In 2010, the total welfare spending in the US by the government was $786 billion [1] (this spending is actually expected to decrease over the years [1]). This while total personal income in 2010 was $12,300 billion [2] and corporate profits in 2008 were $5,700 billion [3] (sorry, my source only goes to Q3 of 2009). The idea of a ratio of workers to welfare collectors is laughable on many levels.

The projections on the web site you give are by the blogger who runs that site. Welfare spending is expected to rise from about $750 billion/yr to about a $1 trillion/yr in the text four years. "According to President Obama's budget projections, federal and state welfare spending will total $10.3 trillion over the next 10 years (FY 2009 to FY 2018." http://www.heritage.org...; It rose by more than a third in the past four years.

The costs of social security and medicare were underestimated by huge factors. It's likely Obamacare will have the same fate.

We must also support government employees. The average Federal civil servant compensation is $123,049 and the average state civil service compensation is $69,913. http://usatoday30.usatoday.com... there are 2.2 million civilian federal workers, $0.270 trillion and 4.3 million state employees, $0.296 trillion.

So current total costs for beneficiaries of the system are about $1.25 trillion. Total Federal tax revenues from all sources are $2.3 trillion. The state and local revenues are perhaps a quarter of that.
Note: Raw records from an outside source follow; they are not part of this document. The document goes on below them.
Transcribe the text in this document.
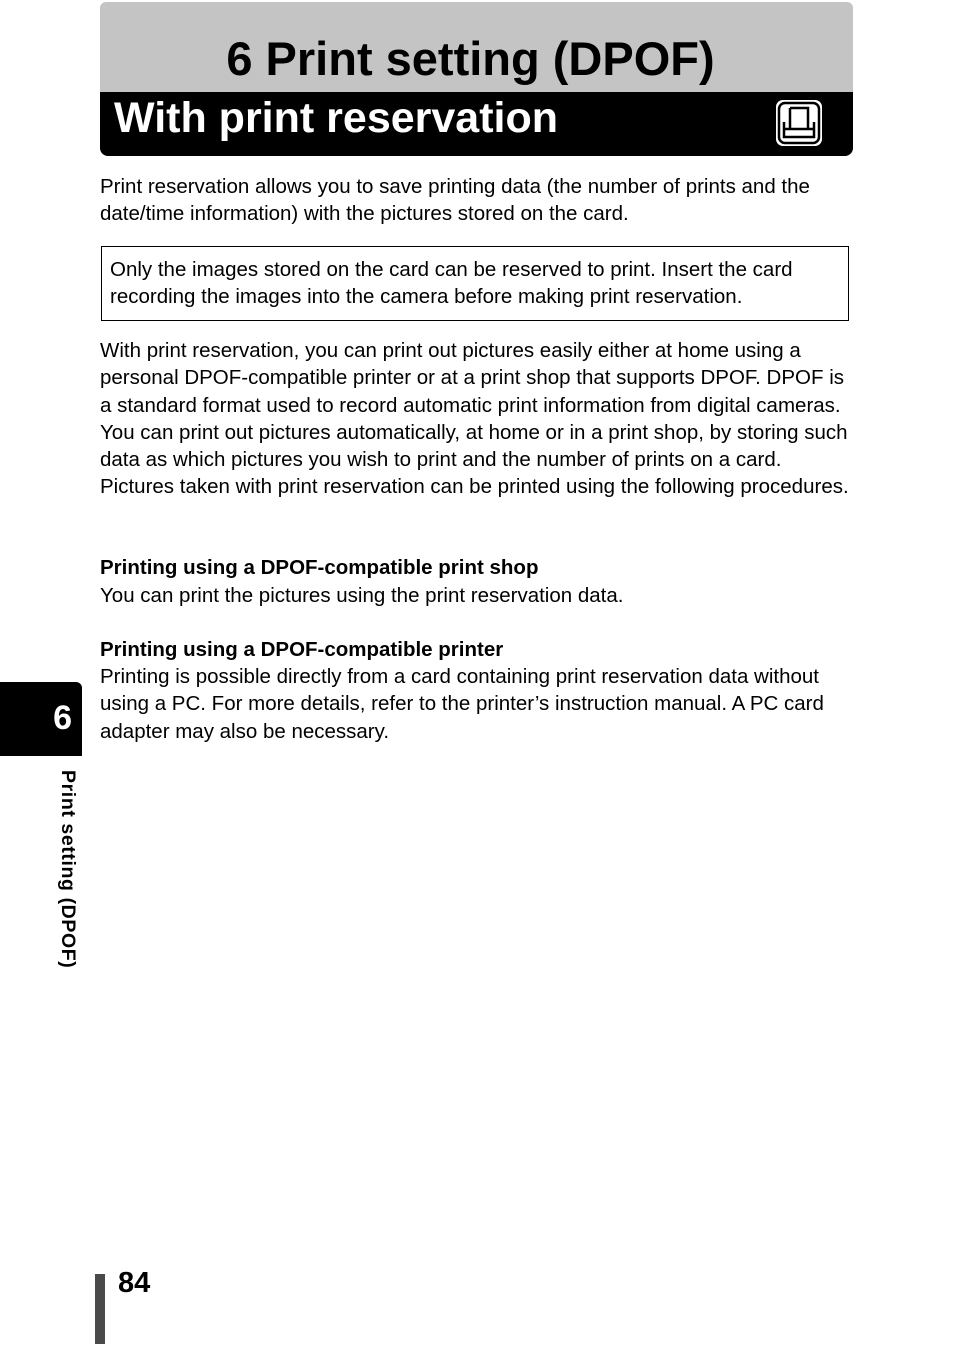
6 Print setting (DPOF)
With print reservation

Print reservation allows you to save printing data (the number of prints and the date/time information) with the pictures stored on the card.

Only the images stored on the card can be reserved to print. Insert the card
recording the images into the camera before making print reservation.

With print reservation, you can print out pictures easily either at home using a personal DPOF-compatible printer or at a print shop that supports DPOF. DPOF is a standard format used to record automatic print information from digital cameras. You can print out pictures automatically, at home or in a print shop, by storing such data as which pictures you wish to print and the number of prints on a card. Pictures taken with print reservation can be printed using the following procedures.

Printing using a DPOF-compatible print shop

You can print the pictures using the print reservation data.

Printing using a DPOF-compatible printer

Printing is possible directly from a card containing print reservation data without using a PC. For more details, refer to the printer’s instruction manual. A PC card adapter may also be necessary.

6
Print setting (DPOF)
84
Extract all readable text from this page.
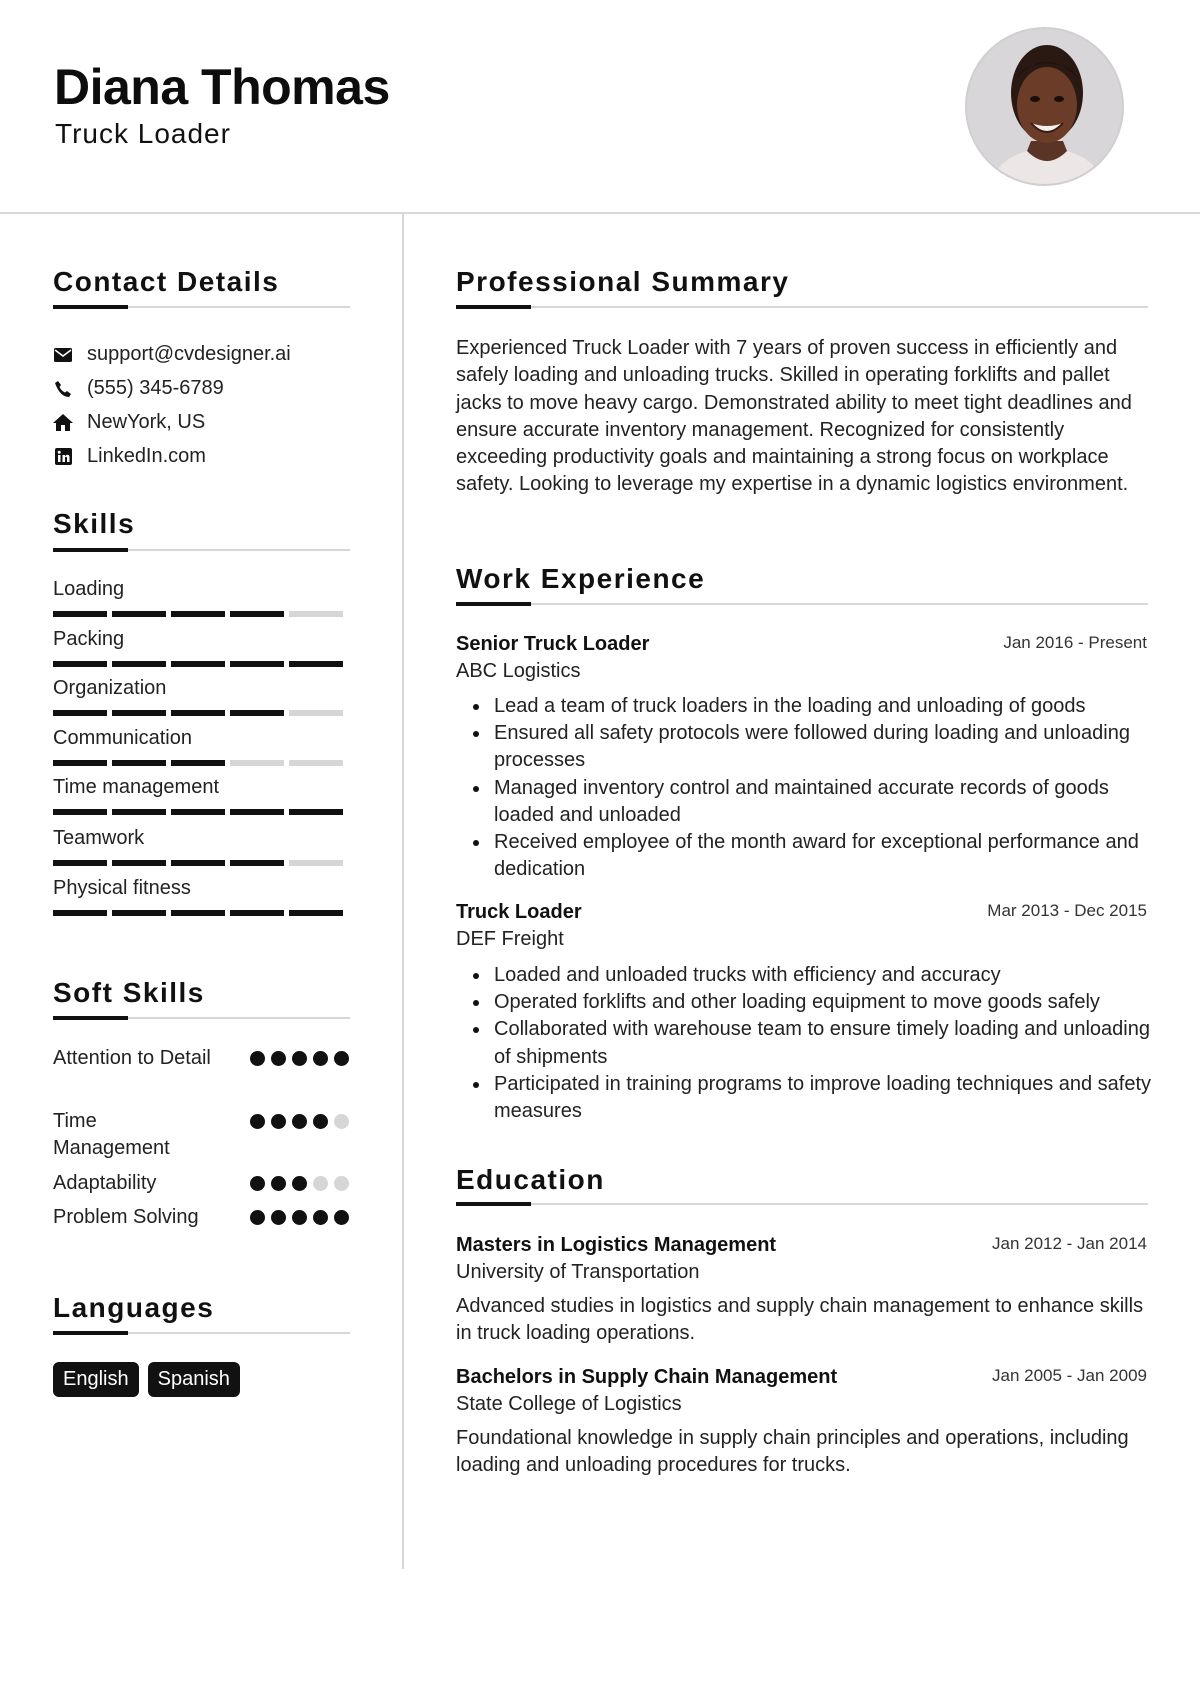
Diana Thomas
Truck Loader
Contact Details
support@cvdesigner.ai
(555) 345-6789
NewYork, US
LinkedIn.com
Skills
Loading
Packing
Organization
Communication
Time management
Teamwork
Physical fitness
Soft Skills
Attention to Detail
Time Management
Adaptability
Problem Solving
Languages
English	Spanish
Professional Summary
Experienced Truck Loader with 7 years of proven success in efficiently and safely loading and unloading trucks. Skilled in operating forklifts and pallet jacks to move heavy cargo. Demonstrated ability to meet tight deadlines and ensure accurate inventory management. Recognized for consistently exceeding productivity goals and maintaining a strong focus on workplace safety. Looking to leverage my expertise in a dynamic logistics environment.
Work Experience
Senior Truck Loader	Jan 2016 - Present
ABC Logistics
Lead a team of truck loaders in the loading and unloading of goods
Ensured all safety protocols were followed during loading and unloading processes
Managed inventory control and maintained accurate records of goods loaded and unloaded
Received employee of the month award for exceptional performance and dedication
Truck Loader	Mar 2013 - Dec 2015
DEF Freight
Loaded and unloaded trucks with efficiency and accuracy
Operated forklifts and other loading equipment to move goods safely
Collaborated with warehouse team to ensure timely loading and unloading of shipments
Participated in training programs to improve loading techniques and safety measures
Education
Masters in Logistics Management	Jan 2012 - Jan 2014
University of Transportation
Advanced studies in logistics and supply chain management to enhance skills in truck loading operations.
Bachelors in Supply Chain Management	Jan 2005 - Jan 2009
State College of Logistics
Foundational knowledge in supply chain principles and operations, including loading and unloading procedures for trucks.
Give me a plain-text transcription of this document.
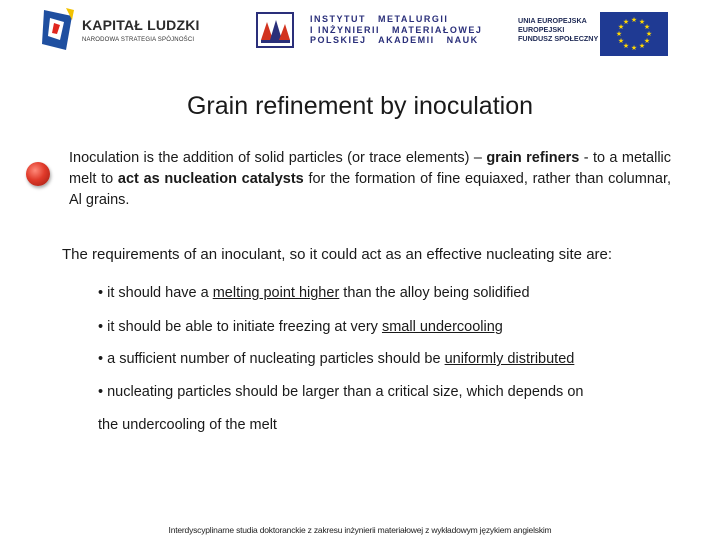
KAPITAŁ LUDZKI
NARODOWA STRATEGIA SPÓJNOŚCI
INSTYTUT   METALURGII
I INŻYNIERII   MATERIAŁOWEJ
POLSKIEJ   AKADEMII   NAUK
UNIA EUROPEJSKA
EUROPEJSKI
FUNDUSZ SPOŁECZNY
★ ★
★
★
★
★
★
★
★
★
★
★
Grain refinement by inoculation
Inoculation is the addition of solid particles (or trace elements) – grain refiners - to a metallic melt to act as nucleation catalysts for the formation of fine equiaxed, rather than columnar, Al grains.
The requirements of an inoculant, so it could act as an effective nucleating site are:
• it should have a melting point higher than the alloy being solidified
• it should be able to initiate freezing at very small undercooling
• a sufficient number of nucleating particles should be uniformly distributed
• nucleating particles should be larger than a critical size, which depends on
the undercooling of the melt
Interdyscyplinarne studia doktoranckie z zakresu inżynierii materiałowej z wykładowym językiem angielskim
Total corporate profits are $1.75 trillion, not the $5.5 trillion you cited. http://money.cnn.com... Corporate taxes in the US are currently the highest in the world. Total personal income is 12.9 trillion, but the top 10% of earners pay about 70% of the taxes, and attempts to further tax the "rich" will yield little revenue. Much of the total earnings are not taxed or taxed very little. What will be required is to raise middle class taxes, perhaps to the 50%-60% level.

You're right that it isn't welfare alone that is the driving force. It's the total of all beneficiaries of the system, including medicare and social security. Current interest of the national debt is about $0.4 trillion because interest rates are kept artificially low. If interest rates merely return to normal, that would add $1 trillion each year.